Election day jammed California citizens into an untenable position: Proposition 57 releases violent criminals for budgetary reasons, while Proposition 63 drastically restricts residents’ ability to defend themselves.
This feature appears in the January ‘17 issue of NRA America’s 1st Freedom, one of the official journals of the National Rifle Association.
Last November, the American electorate stunned the press and coastal elites when we chose Donald Trump as our 45th president.
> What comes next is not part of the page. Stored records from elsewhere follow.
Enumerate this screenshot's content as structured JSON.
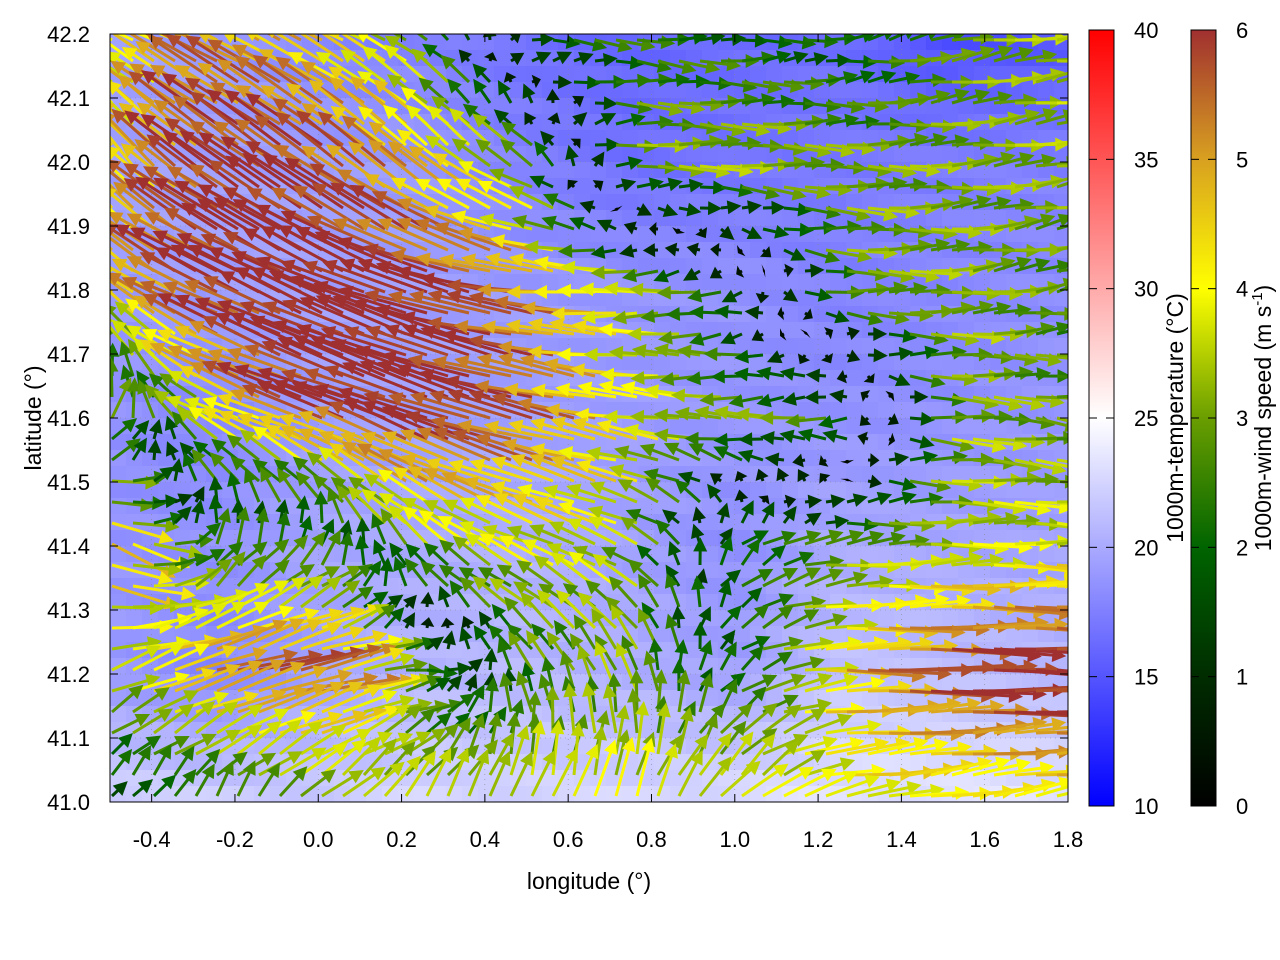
{
  "chart_data": {
    "type": "heatmap",
    "title": "",
    "xlabel": "longitude (°)",
    "ylabel": "latitude (°)",
    "xlim": [
      -0.5,
      1.8
    ],
    "ylim": [
      41.0,
      42.2
    ],
    "grid": true,
    "xticks": [
      "-0.4",
      "-0.2",
      "0.0",
      "0.2",
      "0.4",
      "0.6",
      "0.8",
      "1.0",
      "1.2",
      "1.4",
      "1.6",
      "1.8"
    ],
    "yticks": [
      "41.0",
      "41.1",
      "41.2",
      "41.3",
      "41.4",
      "41.5",
      "41.6",
      "41.7",
      "41.8",
      "41.9",
      "42.0",
      "42.1",
      "42.2"
    ],
    "temperature_colorbar": {
      "label": "1000m-temperature (°C)",
      "range": [
        10,
        40
      ],
      "ticks": [
        "10",
        "15",
        "20",
        "25",
        "30",
        "35",
        "40"
      ],
      "colors": {
        "low": "#0000ff",
        "mid": "#ffffff",
        "high": "#ff0000"
      }
    },
    "wind_colorbar": {
      "label_main": "1000m-wind speed (m s",
      "label_sup": "-1",
      "label_end": ")",
      "range": [
        0,
        6
      ],
      "ticks": [
        "0",
        "1",
        "2",
        "3",
        "4",
        "5",
        "6"
      ],
      "colors": [
        "#000000",
        "#002c00",
        "#006400",
        "#6a9e00",
        "#ffff00",
        "#d8a020",
        "#a03030"
      ]
    },
    "grid_lon": [
      -0.5,
      -0.25,
      0.0,
      0.25,
      0.5,
      0.75,
      1.0,
      1.25,
      1.5,
      1.8
    ],
    "grid_lat": [
      41.0,
      41.2,
      41.4,
      41.6,
      41.8,
      42.0,
      42.2
    ],
    "temperature": [
      [
        22,
        22,
        22,
        23,
        23,
        23,
        23,
        23,
        23,
        23
      ],
      [
        19,
        18,
        20,
        21,
        21,
        20,
        19,
        21,
        21,
        21
      ],
      [
        19,
        19,
        20,
        20,
        20,
        19,
        18,
        20,
        20,
        20
      ],
      [
        19,
        18,
        19,
        19,
        19,
        19,
        19,
        19,
        19,
        19
      ],
      [
        19,
        19,
        19,
        19,
        19,
        19,
        19,
        18,
        18,
        18
      ],
      [
        19,
        19,
        19,
        19,
        18,
        17,
        17,
        17,
        17,
        17
      ],
      [
        19,
        19,
        18,
        18,
        17,
        16,
        16,
        16,
        14,
        15
      ]
    ],
    "wind_u": [
      [
        1,
        1,
        2,
        1.5,
        1,
        1.5,
        3,
        4.5,
        4,
        4
      ],
      [
        3,
        5,
        5,
        2,
        -1,
        -1,
        2,
        5,
        6,
        6
      ],
      [
        4,
        0.5,
        1,
        -2,
        -3,
        -3,
        1.5,
        2.5,
        3,
        3.5
      ],
      [
        1,
        -3,
        -5,
        -5.5,
        -5.5,
        -4.5,
        -3.5,
        -3,
        3,
        3
      ],
      [
        -3,
        -5,
        -5.5,
        -6,
        -6,
        -4.5,
        -2,
        3,
        3.5,
        3
      ],
      [
        -2,
        -4.5,
        -5,
        -4,
        -3,
        3,
        3.5,
        3.5,
        3.5,
        3.5
      ],
      [
        -3,
        -5,
        -4.5,
        -3,
        2,
        2.5,
        2.5,
        2,
        3,
        3
      ]
    ],
    "wind_v": [
      [
        1,
        1.5,
        2,
        3,
        4,
        4,
        3,
        0.5,
        0.3,
        0.2
      ],
      [
        1,
        1.5,
        1.5,
        0.5,
        2.5,
        3,
        1,
        -0.5,
        -0.5,
        -0.3
      ],
      [
        -2,
        2.5,
        2.5,
        2.5,
        1.5,
        1,
        1,
        0,
        0.2,
        0.3
      ],
      [
        3,
        2,
        2,
        2,
        1,
        0.3,
        0,
        0.2,
        0.2,
        0
      ],
      [
        3,
        2.5,
        2.5,
        1.5,
        0.5,
        0,
        0,
        0.3,
        0.5,
        0.5
      ],
      [
        3,
        3,
        3,
        3,
        2,
        0.5,
        0.3,
        0,
        0,
        0
      ],
      [
        1,
        2,
        2,
        2,
        0.5,
        0,
        0,
        0,
        0,
        0
      ]
    ]
  }
}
While half the country celebrated the conservative sweep of the federal government—and Trump signaled his desire to represent people of all political stripes to truly make America stronger—citizens in some areas of our nation actually became more vulnerable.
In particular, Californians face a bleaker and more dangerous future with the passage of ill-advised state ballot initiatives—two of which will likely work in tandem to increase crime rates and endanger law-abiding citizens, according to law enforcement officials.
The first—Proposition 57, authored by Gov. Jerry Brown—seems at first blush to reveal a seemingly logical, practical and even kind-hearted change intended to slow the ballooning prison population of “non-violent” offenders by reducing their sentences for good behavior. According to the voter guide, the initiative was endorsed by “California public safety leaders and victims of crime.” The language is nebulous, to be sure, but is worded so as to inspire a typical voter to simply trust those presumably authoritative “leaders” or heart-wrenching “victims” and vote “Yes.”